Juniper, Nokia-Siemens Team on Carrier Ethernet
Page 1 of 1
The market for carrier Ethernet solutions is about to get a little more crowded thanks to a new joint venture from Juniper Networks and Nokia-Siemens Networks (NSN).
The pair's joint venture, officially named "Carrier Ethernet Solutions," today received regulatory approval after having first been revealed in June. With the new company, the two networking giants aim to meld hardware and software from both partners into a joint solution for carrier networks.
Juniper Networks (NASDAQ: JNPR) owns 60 percent of the joint venture company, while 40 percent will be owned by NSN.
The effort comes at a critical time for carrier Ethernet as service providers around the world work to meet the growing demands for bandwidth and lower costs amid an economic recession.

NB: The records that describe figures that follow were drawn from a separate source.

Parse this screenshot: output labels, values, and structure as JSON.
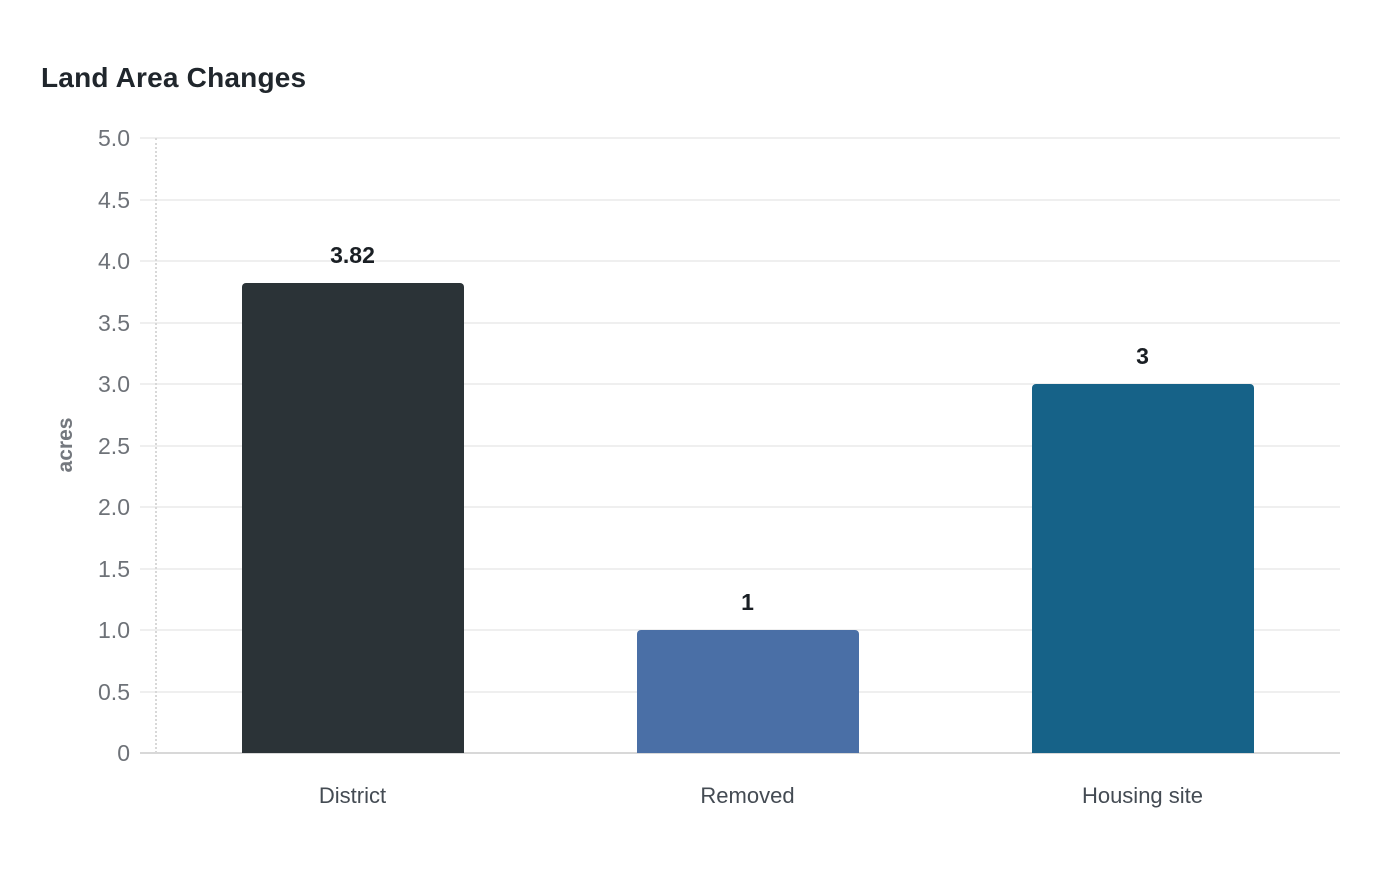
{
  "page": {
    "background": "#ffffff"
  },
  "chart_data": {
    "type": "bar",
    "title": "Land Area Changes",
    "xlabel": "",
    "ylabel": "acres",
    "categories": [
      "District",
      "Removed",
      "Housing site"
    ],
    "values": [
      3.82,
      1,
      3
    ],
    "value_labels": [
      "3.82",
      "1",
      "3"
    ],
    "bar_colors": [
      "#2b3337",
      "#4a6fa6",
      "#166288"
    ],
    "ylim": [
      0,
      5
    ],
    "ytick_step": 0.5,
    "ytick_labels": [
      "0",
      "0.5",
      "1.0",
      "1.5",
      "2.0",
      "2.5",
      "3.0",
      "3.5",
      "4.0",
      "4.5",
      "5.0"
    ],
    "grid": true,
    "legend": "none",
    "colors": {
      "title": "#20262c",
      "tick_label": "#6e7278",
      "x_label": "#444b53",
      "value_label": "#1a1f24",
      "grid": "#efefef",
      "baseline": "#d8d8d8",
      "axis_dotted": "#d8d8d8",
      "background": "#ffffff"
    }
  }
}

"This joint venture is an extension of a long-standing partnership with Nokia-Siemens Networks that encompasses IP aggregation, edge and core solutions in more than 200 customers around the world," John Stewart, CEO of the joint venture, told InternetNews.com. "Both companies bring best-in-class technologies, and the joint venture provides an opportunity for greater market access in carrier Ethernet, with Juniper's leadership position in wireline and NSN's leadership position in both wireline and wireless."
Stewart previously served as the vice president and general manager for the Mobility and Circuit Emulation Business Unit at Juniper. Ton van den Boom, formerly a senior manager in finance at NSN, will join as CFO of the joint venture.

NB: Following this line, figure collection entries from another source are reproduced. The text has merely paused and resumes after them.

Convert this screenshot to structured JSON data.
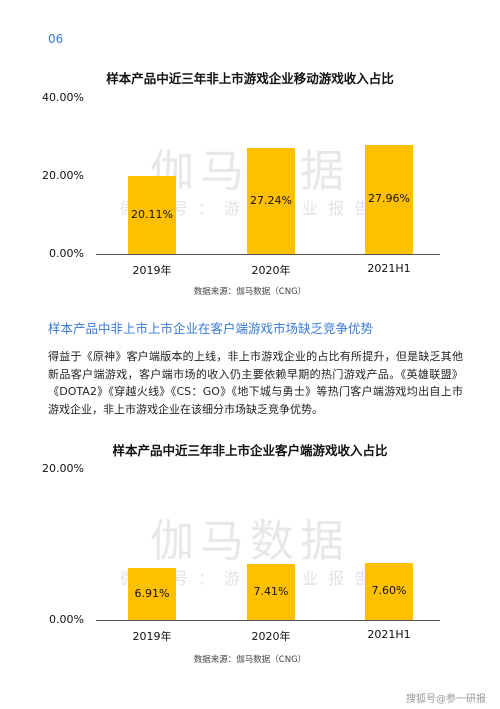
{
  "page_number": "06",
  "watermark": {
    "main": "伽马数据",
    "sub": "微信号：游戏产业报告"
  },
  "chart_data": [
    {
      "type": "bar",
      "title": "样本产品中近三年非上市游戏企业移动游戏收入占比",
      "categories": [
        "2019年",
        "2020年",
        "2021H1"
      ],
      "values": [
        20.11,
        27.24,
        27.96
      ],
      "value_labels": [
        "20.11%",
        "27.24%",
        "27.96%"
      ],
      "y_ticks": [
        "40.00%",
        "20.00%",
        "0.00%"
      ],
      "ylim": [
        0,
        40
      ],
      "color": "#ffc000",
      "source": "数据来源：伽马数据（CNG）"
    },
    {
      "type": "bar",
      "title": "样本产品中近三年非上市企业客户端游戏收入占比",
      "categories": [
        "2019年",
        "2020年",
        "2021H1"
      ],
      "values": [
        6.91,
        7.41,
        7.6
      ],
      "value_labels": [
        "6.91%",
        "7.41%",
        "7.60%"
      ],
      "y_ticks": [
        "20.00%",
        "0.00%"
      ],
      "ylim": [
        0,
        20
      ],
      "color": "#ffc000",
      "source": "数据来源：伽马数据（CNG）"
    }
  ],
  "section": {
    "heading": "样本产品中非上市上市企业在客户端游戏市场缺乏竞争优势",
    "body": "得益于《原神》客户端版本的上线，非上市游戏企业的占比有所提升，但是缺乏其他新品客户端游戏，客户端市场的收入仍主要依赖早期的热门游戏产品。《英雄联盟》《DOTA2》《穿越火线》《CS：GO》《地下城与勇士》等热门客户端游戏均出自上市游戏企业，非上市游戏企业在该细分市场缺乏竞争优势。"
  },
  "credit": "搜狐号@参一研报"
}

Today's announcement of regulatory approval is an important step for the business, Stewart said.
"We now have approval to engage customers around the world to help address their requirements with the ... Carrier Ethernet Solution," Stewart said.
The actual solutions sold by the Carrier Ethernet Solutions joint venture will continue to carry the brand names of the respective parent company. Stewart said that the individual components of the solution include Juniper's MX-series routers, NSN's A-series switches and network management.

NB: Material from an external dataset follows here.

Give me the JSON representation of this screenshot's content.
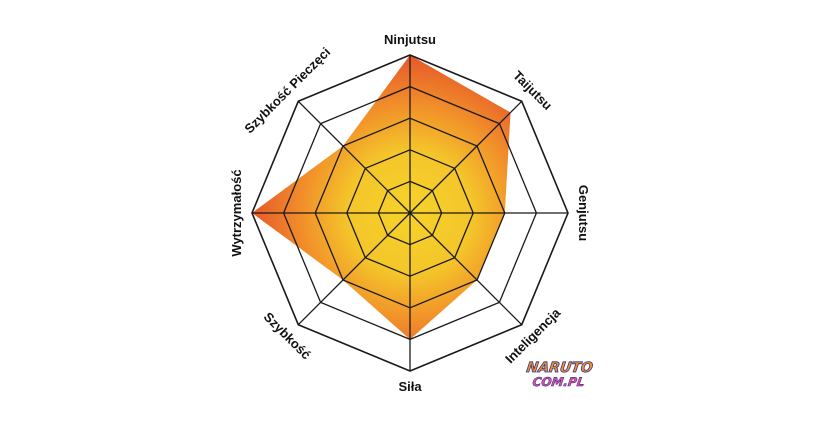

He added that the value-add of the joint venture is the integration of those components into a seamless, end-to-end solution.
What about Juniper switches?
Juniper's own EX-class switch and its T-series carrier routing system are not part of the NSN joint venture offering. Juniper entered the switch market in 2008. In May, Juniper introduced its EX8216 switch, which is a cloud optimized switch with up to 12.4 terabits of switching capacity.
"This joint venture is targeted at the carrier Ethernet market, while the Juniper EX series has a feature set optimized for enterprise networks," Stewart said. "The Nokia Siemens Networks A-series is an industry-leading carrier Ethernet switching portfolio providing an effective evolution path from the existing TDM networks toward the next-generation Ethernet transport networks, and is targeted primarily at access applications."
Juniper's T-series router includes the T1600, which is a 1.6Tbps routing platform that Juniper has targeted at carrier customers in the past. Stewart noted that while the Juniper T-series router has synergies with the carrier Ethernet solution, the new company does not plan to offer the T-series.
Still, Stewart added that if a service provider wanted to, they could deploy T-series in a different application, such as IP/MPLS core routing.
The Carrier Ethernet Solutions joint venture will compete against the usual suspects of carrier Ethernet vendors, including Cisco and Alcatel-Lucent.
"The join venture's solution is the only one that offers the combined strengths of Juniper and Nokia Siemens in terms of technical expertise and market presence," Stewart said.
Manish Gulyani, senior director for business services at Alcatel-Lucent, sees a few potential issues. For one thing, Gulyani told InternetNews.com that bringing multiple product lines from different vendors under the supervision and control of a single management system is complex and time consuming.
"In addition, running different operation systems on different vendor platforms adds to the operational complexity and therefore increases the total cost of ownership of the solution," Gulyani said.
Juniper uses the JUNOS operating system across its routing equipment while NSN has its own system.
Stewart doesn't see having multiple operating systems as being an issue.
"The joint venture's Carrier Ethernet Solution features point-and-click provisioning and network management," Stewart said. "This attribute of the solution gives service providers reduced total-cost-of-ownership and operational simplicity at scale, independent of the underlying operating system of any single network element."